Du 21 vendémiaire au 4 floréal an XIII (13 octobre 1804 au 24 avril 1805), Camille Pernon livra au Garde-Meuble : 192 mètres 38 de brocart or rayé jonquille et bleu pour tenture, à 150 francs le mètre ; 234 mètres 05 de damas blanc rosé pour rideaux du lit, blanc blanc pour rideaux de croisée, à 17 francs le mètre ; 107 m 75 de brocart fond satin gros bleu dessin mosaïque pour canapés, fauteuils, etc., à 144 francs le mètre ; 107 mètres 77 de brocart or fond ponceau fin, talon fond gros bleu fin, dessin anneaux et branches de myrte pour bordure de tenture, à 2 chemins de 9 pouces (soit 215 mètres 54 de bordure courante), à 160 francs le mètre ; 51 mètres 47 de brocart or fond ponceau fin, dessin à suite de couronnes et d'étoiles, pour bordures de rideaux, à 3 chemins de 4 pouces (soit 154 mètres 41 de bordure courante), à 160 francs le mètre ; 36 mètres 22 de brocart or fond ponceau fin, dessin semblable à celui des bordures de rideaux, pour bordures de sièges, à 4 chemins de 3 pouces 6 lignes (soit 144 mètres 88 de bordure courante), à 160 francs le mètre ; 30 mètres 42 de brocart or fond ponceau fin, dessin à suite d'étoiles, pour bordures de dossiers de fauteuils, à 6 chemins de 1 pouce 9 lignes (soit 182 mètres 52 de bordure courante) à 160 francs le mètre ; 13 mètres 36 de brocart or fond ponceau fin, dessin à couronnes, pour 68 écussons de tenture, à 120 francs le mètre ; et 8 lés de mousseline brodée en filet or. Les étoffes ayant effectivement été livrées après l'installation du Palais demeurèrent au Garde-Meuble en attente d'autres affectations.

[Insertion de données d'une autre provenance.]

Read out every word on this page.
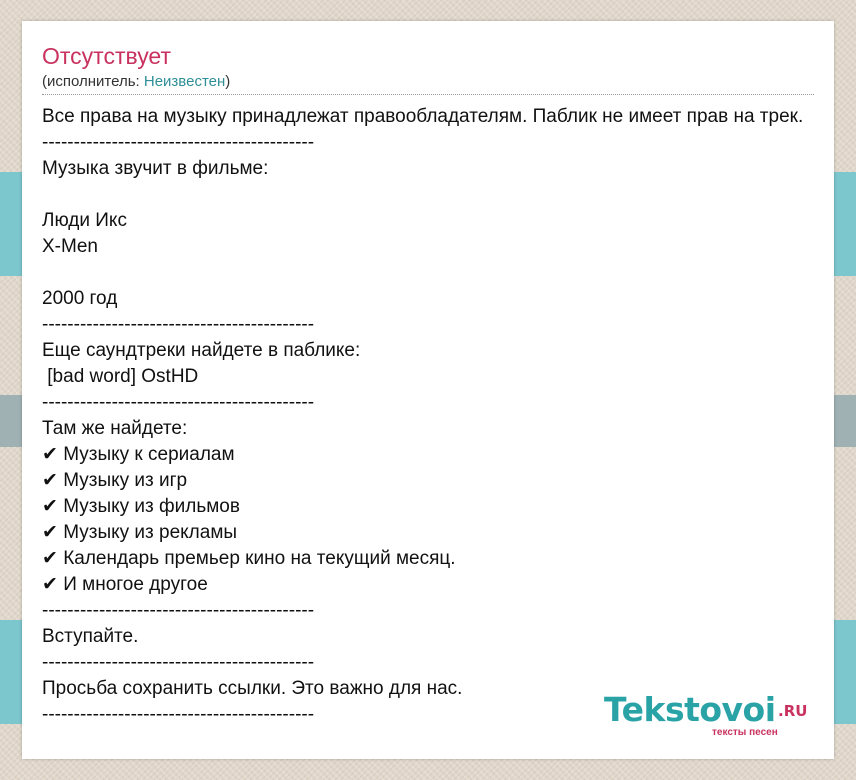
Отсутствует
(исполнитель: Неизвестен)
Все права на музыку принадлежат правообладателям. Паблик не имеет прав на трек.
-------------------------------------------
Музыка звучит в фильме:
Люди Икс
X-Men
2000 год
-------------------------------------------
Еще саундтреки найдете в паблике:
[bad word] OstHD
-------------------------------------------
Там же найдете:
✔ Музыку к сериалам
✔ Музыку из игр
✔ Музыку из фильмов
✔ Музыку из рекламы
✔ Календарь премьер кино на текущий месяц.
✔ И многое другое
-------------------------------------------
Вступайте.
-------------------------------------------
Просьба сохранить ссылки. Это важно для нас.
-------------------------------------------	Tekstovoi .RU
тексты песен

Le 25 septembre 1806, Camille Pernon demandait que lui soit confiés, pour les présenter à l'Exposition des produits de l'Industrie française, des échantillons du brocart or rayé jonquille et bleu pour tenture, de la bordure pour tenture, des bordures à trois et quatre chemins pour sièges et le damas blanc pour rideaux. Le Rapport du jury sur les produits de l'industrie française , pour la Section 2 Étoffes de soie (p. 29), indique : « M. Camille Pernon, de Lyon, a exposé plusieurs produits de sa fabrication, parmi lesquels on a remarqué des coussins en brocart or relevé, et des brocarts or et argent, sans envers, faisant partie des présents destinés au Grand-Seigneur. » Le fabricant a été gratifié d'une Médaille d'or.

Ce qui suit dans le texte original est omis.